Helaas zijn er nog geen resultaten over de kwaliteit van leven gerapporteerd, zodat de impact van deze intensieve behandeling voor patiënten nog niet duidelijk is. Wel zien we dat een aanzienlijk deel van de patiënten de behandeling vroegtijdig afbreekt vanwege bijwerkingen. Uit de subgroepanalyse kan ook de indruk ontstaan dat de kleine groep ouderen vanaf 65 jaar en patiënten met een ECOG-performancestatus van 1 mogelijk minder baat hebben bij deze behandeling. Voor premenopauzale vrouwen geldt dat er nog weinig data zijn over fertiliteit en teratogeniciteit na behandeling met immuuntherapie. Dit onderwerp zal ook meegenomen moeten worden in de counseling voor deze behandeling.

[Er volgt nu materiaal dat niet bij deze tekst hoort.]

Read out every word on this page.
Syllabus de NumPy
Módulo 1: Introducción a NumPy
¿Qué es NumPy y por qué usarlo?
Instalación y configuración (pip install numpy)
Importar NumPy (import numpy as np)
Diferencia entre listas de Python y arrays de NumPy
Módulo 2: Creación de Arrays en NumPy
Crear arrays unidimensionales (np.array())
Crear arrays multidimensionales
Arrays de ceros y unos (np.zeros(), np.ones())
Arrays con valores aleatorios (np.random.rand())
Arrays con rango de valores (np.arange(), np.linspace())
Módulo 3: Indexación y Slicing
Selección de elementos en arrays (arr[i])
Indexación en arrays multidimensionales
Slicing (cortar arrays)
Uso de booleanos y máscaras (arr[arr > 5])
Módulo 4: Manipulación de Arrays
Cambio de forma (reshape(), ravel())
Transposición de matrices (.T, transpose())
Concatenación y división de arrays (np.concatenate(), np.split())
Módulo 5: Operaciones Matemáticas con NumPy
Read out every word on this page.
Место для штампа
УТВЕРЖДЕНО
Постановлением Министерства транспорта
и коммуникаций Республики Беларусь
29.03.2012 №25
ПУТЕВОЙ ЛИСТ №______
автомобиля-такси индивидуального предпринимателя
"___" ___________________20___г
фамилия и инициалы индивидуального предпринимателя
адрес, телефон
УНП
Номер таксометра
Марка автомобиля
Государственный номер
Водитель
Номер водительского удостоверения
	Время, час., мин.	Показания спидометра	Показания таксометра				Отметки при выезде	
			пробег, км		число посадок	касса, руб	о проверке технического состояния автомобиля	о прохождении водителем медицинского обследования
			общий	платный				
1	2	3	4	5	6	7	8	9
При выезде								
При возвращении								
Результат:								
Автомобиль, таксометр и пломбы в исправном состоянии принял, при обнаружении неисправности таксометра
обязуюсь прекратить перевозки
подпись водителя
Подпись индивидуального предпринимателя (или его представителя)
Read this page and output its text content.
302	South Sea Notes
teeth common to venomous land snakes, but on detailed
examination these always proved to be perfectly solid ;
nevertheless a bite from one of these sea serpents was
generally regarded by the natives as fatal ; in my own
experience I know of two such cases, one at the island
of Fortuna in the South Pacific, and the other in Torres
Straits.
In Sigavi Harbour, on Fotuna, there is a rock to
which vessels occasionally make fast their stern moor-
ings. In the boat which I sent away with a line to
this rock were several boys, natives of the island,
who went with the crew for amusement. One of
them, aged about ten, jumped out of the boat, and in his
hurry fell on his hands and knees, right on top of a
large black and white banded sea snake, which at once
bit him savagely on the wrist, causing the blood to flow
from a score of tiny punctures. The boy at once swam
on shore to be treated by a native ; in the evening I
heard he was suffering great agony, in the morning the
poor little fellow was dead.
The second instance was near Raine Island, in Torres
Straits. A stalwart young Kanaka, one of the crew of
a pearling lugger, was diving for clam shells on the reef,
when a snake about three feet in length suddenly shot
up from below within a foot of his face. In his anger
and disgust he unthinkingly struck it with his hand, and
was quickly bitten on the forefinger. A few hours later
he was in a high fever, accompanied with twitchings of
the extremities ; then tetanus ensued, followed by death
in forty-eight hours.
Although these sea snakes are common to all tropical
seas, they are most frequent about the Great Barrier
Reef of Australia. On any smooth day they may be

Concluderend laten de resultaten van de KEYNOTE-522-studie een toename van pCR en EFS zien bij vrouwen met een niet-gemetastaseerd tripelnegatief mammacarcinoom. Deze resultaten voldoen aan de criteria voor een voorlopig positief advies volgens de PASKWIL-criteria voor adjuvante behandeling. Welke patiënten het meeste baat zullen hebben bij deze intensieve en zeer kostbare behandeling zal toekomstig onderzoek moeten uitwijzen. Vanwege de impact van deze therapie op korte en lange termijn is het belangrijk om een robuust voordeel voor de patiënt aan te tonen, namelijk een winst in overlevingskans. Immers, (immuungemedieerde) toxiciteit kan irreversibel zijn en de financiële implicaties voor het budget van de Nederlandse gezondheidszorg van deze behandeling zijn aanzienlijk.

5. Kosten

De behandeling met 17 cycli pembrolizumab kost 5721 euro per 3-wekelijkse cyclus. De totale behandelkosten komen hiermee op 97.257 euro (bron: www.medicijnkosten.nl d.d. 6 januari 2023).

Conclusie

In de hier besproken KEYNOTE-522-studie wordt bij patiënten met een niet-gemetastaseerd tripelnegatief mammacarcinoom na een follow-up van mediaan 39,1 maanden een statistisch significante verbetering gezien van de EFS bij behandeling met pembrolizumab in neoadjuvante en adjuvante setting plus chemotherapie vergeleken met chemotherapie alleen (84,3 procent versus 76,2 procent; HR: 0,63 [95%BI: 0,48-0,82]; p < 0,001). De overlevingscijfers zijn nog niet matuur. Hiermee voldoet deze studie aan de PASKWIL-criteria voor een voorlopig positief advies in afwachting van de overlevingscijfers.

Referenties

  1. Cotazar P, Zhang L, Untch M, et al. Pathological complete response and longterm clinical benefit in breast cancer: the CTNeoBC pooled analysis. Lancet 2014;384(9938):164-72.
  2. Masuda N, Lee S, Ohtani S, et al. Adjuvant capecitabine for breast cancer after preoperative chemotherapy. N Engl J Med 2017; 376(22):2147-59.
  3. Cortes J, Rugo HS, Cescon DW, et al. Pembrolizumab plus chemotherapy in advanced triple-negative breast cancer. N Engl J Med 2022; 387(3):217-26.
  4. NVMO-commissie ter Beoordeling van Oncologische Middelen (BOM). Pembrolizumab en chemotherapie als eerstelijnsbehandeling bij het lokaal irresectabel gerecidiveerd of gemetastaseerd tripel-negatief mammacarcinoom. Med Oncol 2022;25(6):41-2.
  5. Schmid P, Cortes J, Pusztai L, et al. Pembrolizumab for early triplenegative breast cancer. N Eng J Med 2020;382(9):810-21.
  6. Schmid P, Cortes J, Dent R, et al. Event-free survival with pembrolizumab in early triple-negative breast cancer. N Engl J Med 2022;386(6):556-67.